Just before the invasion, Bellingcat’s Eliot Higgins was busy exposing bogus social media posts that painted Ukrainians as the aggressors to justify Russia’s intervention, The [London] Times reports.

“What’s particularly surprised me with the disinformation from the Russian side is how poor quality it is — and how we’ve managed to quickly debunk so many serious allegations, including confirming that videos of supposed Ukrainian attacks are fabrications,” he says. “After so many years of calling out Russian fakes, I honestly thought they’d have learnt something, but so far it appears they’ve regressed.”

Bellingcat is now collecting videos showing troop movements in Ukraine: “If there’s a war crime, we’ll want to know where these different units were when it occurred. There have been cases where from one video we’ve managed to get people prosecuted for murder.”

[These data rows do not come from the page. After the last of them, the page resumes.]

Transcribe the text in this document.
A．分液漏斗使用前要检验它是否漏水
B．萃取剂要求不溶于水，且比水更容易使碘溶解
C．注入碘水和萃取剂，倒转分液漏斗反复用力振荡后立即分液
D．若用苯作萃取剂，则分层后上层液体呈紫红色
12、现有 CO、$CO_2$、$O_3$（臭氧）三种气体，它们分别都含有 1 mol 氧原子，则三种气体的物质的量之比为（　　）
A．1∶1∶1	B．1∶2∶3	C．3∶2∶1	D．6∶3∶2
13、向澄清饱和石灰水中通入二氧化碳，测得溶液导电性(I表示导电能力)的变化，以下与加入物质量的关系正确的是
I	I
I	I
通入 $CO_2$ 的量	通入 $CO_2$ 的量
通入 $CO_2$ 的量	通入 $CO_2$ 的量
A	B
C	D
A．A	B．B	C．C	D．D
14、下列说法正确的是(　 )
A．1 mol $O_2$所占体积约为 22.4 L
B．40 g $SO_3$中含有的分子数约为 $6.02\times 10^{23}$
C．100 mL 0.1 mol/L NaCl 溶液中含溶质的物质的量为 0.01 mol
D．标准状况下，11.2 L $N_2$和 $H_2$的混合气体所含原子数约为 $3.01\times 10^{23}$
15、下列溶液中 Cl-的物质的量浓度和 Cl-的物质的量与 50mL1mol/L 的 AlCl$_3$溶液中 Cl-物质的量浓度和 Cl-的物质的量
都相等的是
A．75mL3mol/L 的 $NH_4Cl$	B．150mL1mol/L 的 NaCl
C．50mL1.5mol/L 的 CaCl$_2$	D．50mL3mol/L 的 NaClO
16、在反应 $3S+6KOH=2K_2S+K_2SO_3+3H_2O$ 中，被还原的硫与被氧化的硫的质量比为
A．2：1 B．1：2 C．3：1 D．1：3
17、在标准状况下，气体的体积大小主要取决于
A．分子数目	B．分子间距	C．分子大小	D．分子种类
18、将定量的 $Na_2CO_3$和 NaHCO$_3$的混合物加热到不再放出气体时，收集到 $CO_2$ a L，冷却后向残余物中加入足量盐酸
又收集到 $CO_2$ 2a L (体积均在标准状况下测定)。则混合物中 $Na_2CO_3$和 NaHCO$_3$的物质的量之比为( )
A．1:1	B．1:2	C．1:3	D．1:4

In response to the Russian threat, there have been unprecedented efforts by private and government entities – and even individuals – to support Ukraine’s cyber resilience, according to Joyce Hakmeh and Esther Naylor, experts with the International Security Program at Chatham House. Building national cyber resilience requires a whole-of-society approach grounded in international cooperation efforts, they write for The Guardian:

For the first time since its inception, the EU rapid cyber response team …was deployed to help defend against cyber-attacks targeting Ukraine. The Romanian national cybersecurity agency and a cybersecurity company called Bitdefender launched a public-private partnership to provide pro bono technical support and threat intelligence for “as long as it is necessary”….The tech community leveraged its resources and knowledge to expose cyber-attacks and threats, and limit their spread. Shortly after WhisperGate, Microsoft shared technical analysis on the tools and techniques used in the attack and recommendations for those affected…. Slovakia-based cybersecurity firm ESET exposed the nefarious component of the Hermetic Wiper malware attacks, a malware designed with a component aimed at “wiping” data out of systems.